The Ghana Armed Forces museum was built in 1953. During that time the colonial master of Ghana allowed it to serve as a historical center where military history and might of Ashanti and Ghana as a whole could be learned.
The Kumasi Fort was built in 1820 by the Asantehene (the King of the Asante Kingdom), Osei Tutu Kwamina, to resemble the coastal forts which were built by European merchants. Kumasi Fort had to be rebuilt in 1897, after it was destroyed by British forces in 1874. The fort was built from granite and brown soil that was brought from Cape Coast to Kumasi by porters.
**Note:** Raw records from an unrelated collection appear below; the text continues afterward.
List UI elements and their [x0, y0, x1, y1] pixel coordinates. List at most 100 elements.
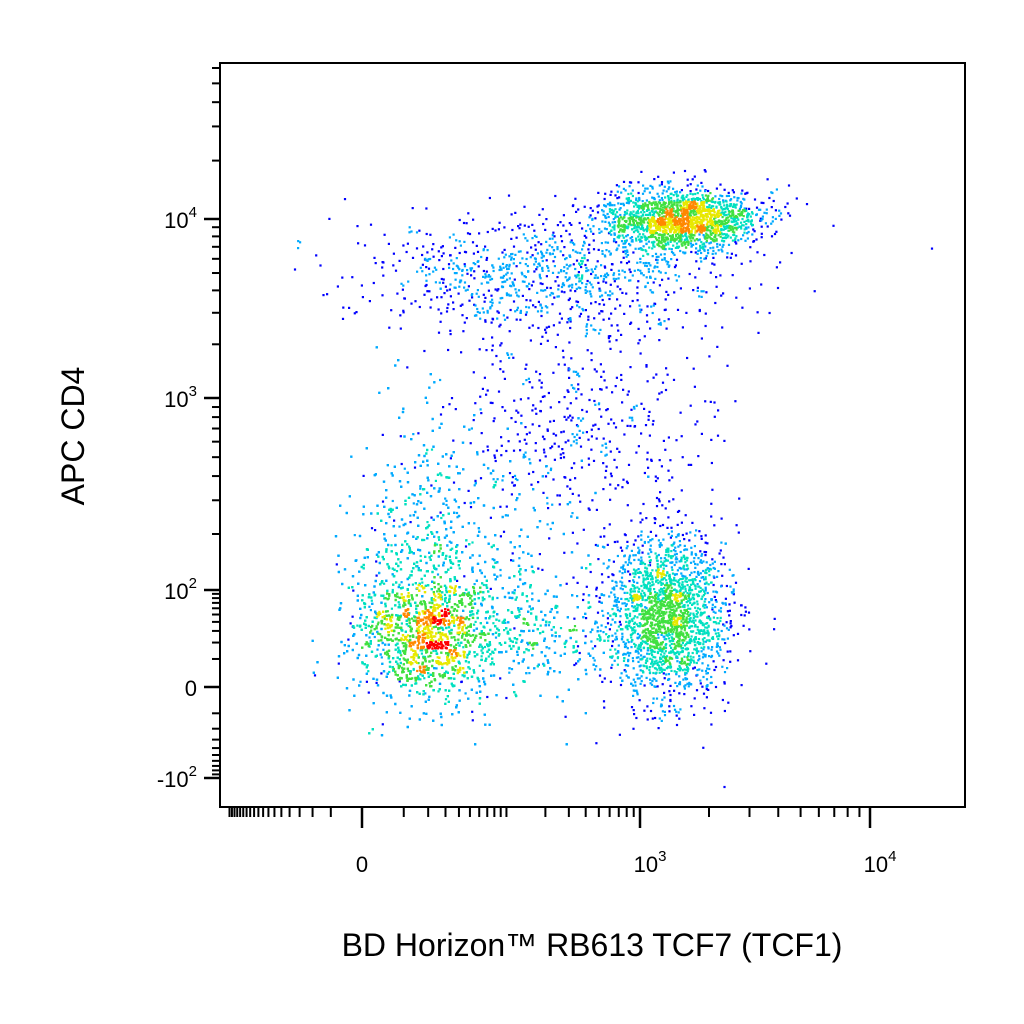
event-dot: [381, 555, 384, 559]
event-dot: [322, 294, 325, 297]
event-dot: [719, 194, 722, 197]
event-dot: [669, 693, 672, 697]
event-dot: [391, 591, 394, 594]
event-dot: [602, 280, 605, 283]
event-dot: [468, 652, 471, 655]
event-dot: [724, 597, 727, 600]
event-dot: [476, 676, 479, 680]
event-dot: [523, 280, 526, 283]
event-dot: [635, 649, 638, 652]
event-dot: [601, 680, 604, 683]
event-dot: [627, 570, 630, 573]
event-dot: [538, 373, 542, 376]
event-dot: [388, 660, 392, 664]
event-dot: [517, 411, 520, 414]
event-dot: [579, 263, 582, 267]
event-dot: [454, 278, 457, 281]
event-dot: [534, 449, 537, 452]
event-dot: [411, 256, 415, 259]
event-dot: [623, 242, 626, 245]
event-dot: [455, 257, 458, 260]
event-dot: [522, 453, 525, 456]
event-dot: [704, 589, 707, 592]
event-dot: [668, 710, 671, 713]
event-dot: [481, 582, 484, 585]
event-dot: [651, 187, 654, 190]
event-dot: [631, 419, 634, 422]
event-dot: [670, 669, 673, 672]
event-dot: [355, 311, 358, 314]
event-dot: [695, 613, 698, 616]
event-dot: [509, 460, 512, 463]
event-dot: [489, 307, 492, 310]
event-dot: [524, 451, 527, 454]
event-dot: [549, 610, 552, 613]
event-dot: [463, 265, 467, 268]
event-dot: [588, 398, 591, 402]
event-dot: [442, 281, 445, 284]
event-dot: [580, 259, 583, 263]
event-dot: [427, 672, 430, 675]
event-dot: [619, 207, 622, 210]
event-dot: [501, 515, 504, 519]
event-dot: [683, 568, 686, 571]
event-dot: [660, 181, 664, 184]
event-dot: [667, 665, 670, 668]
event-dot: [538, 264, 541, 267]
event-dot: [502, 276, 505, 279]
event-dot: [584, 263, 587, 267]
event-dot: [543, 637, 546, 640]
event-dot: [709, 711, 713, 714]
event-dot: [351, 276, 354, 279]
event-dot: [637, 247, 640, 250]
event-dot: [675, 673, 678, 676]
event-dot: [458, 699, 461, 702]
event-dot: [526, 264, 529, 268]
event-dot: [673, 253, 676, 256]
event-dot: [421, 263, 424, 266]
event-dot: [448, 488, 451, 491]
event-dot: [357, 242, 360, 245]
event-dot: [528, 381, 531, 384]
event-dot: [772, 199, 775, 203]
event-dot: [371, 632, 374, 635]
event-dot: [572, 440, 575, 443]
event-dot: [632, 727, 635, 730]
event-dot: [334, 535, 338, 538]
event-dot: [685, 672, 688, 675]
event-dot: [657, 636, 660, 639]
event-dot: [548, 237, 551, 240]
event-dot: [695, 689, 699, 692]
event-dot: [760, 225, 763, 228]
event-dot: [373, 616, 376, 619]
event-dot: [409, 670, 412, 673]
event-dot: [601, 209, 604, 212]
event-dot: [653, 178, 656, 181]
event-dot: [594, 403, 597, 406]
event-dot: [708, 667, 711, 671]
event-dot: [556, 611, 559, 614]
event-dot: [678, 675, 681, 678]
event-dot: [598, 303, 601, 306]
event-dot: [539, 342, 543, 345]
event-dot: [525, 311, 528, 314]
event-dot: [448, 288, 451, 291]
event-dot: [510, 417, 513, 420]
event-dot: [719, 619, 722, 622]
event-dot: [619, 546, 622, 549]
event-dot: [576, 425, 580, 428]
event-dot: [502, 370, 505, 373]
event-dot: [549, 527, 552, 531]
event-dot: [503, 595, 507, 599]
event-dot: [343, 652, 346, 655]
event-dot: [410, 438, 413, 441]
event-dot: [734, 240, 737, 244]
event-dot: [336, 285, 339, 288]
event-dot: [539, 304, 542, 307]
event-dot: [771, 220, 774, 223]
event-dot: [594, 491, 597, 495]
event-dot: [631, 632, 635, 635]
event-dot: [444, 497, 447, 500]
event-dot: [419, 493, 422, 496]
event-dot: [635, 239, 638, 242]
In March 1900, during the Asante Rebellion, the fort was encircled, and 29 Britons were trapped inside for several weeks. The leader of this rebellion was the Queen Mother of Ejisu, Ohemaa Yaa Asantewaa. After a brief period of imprisonment in the fort, she was forced into exile in the Seychelles, where she died.
From 1952 to 1953, after the Second World War, the Armed Forces of the British Colonial Government took over the fort and converted it into a museum. The Ghana Armed forces museum exhibits military equipment, artifacts, and other objects used in the British-Asante war of 1990 and during the Second World War. The collection includes weapons of war, colors, medals, armored cars, anti-aircraft guns, photographs, and portraits. This serves as a valuable historical institution for tracing the evolution and development of the Gold Coast Regiment of the colonial era, to the present-day Ghana Armed Forces.
There is a British Military Cemetery just about 200m northwest of the Kumasi Fort and Military Museum, which contains graves of British casualties of the Yaa Asantewaa War.
The Ghana Armed forces museum is open daily and hosts about thousands of tourists every year.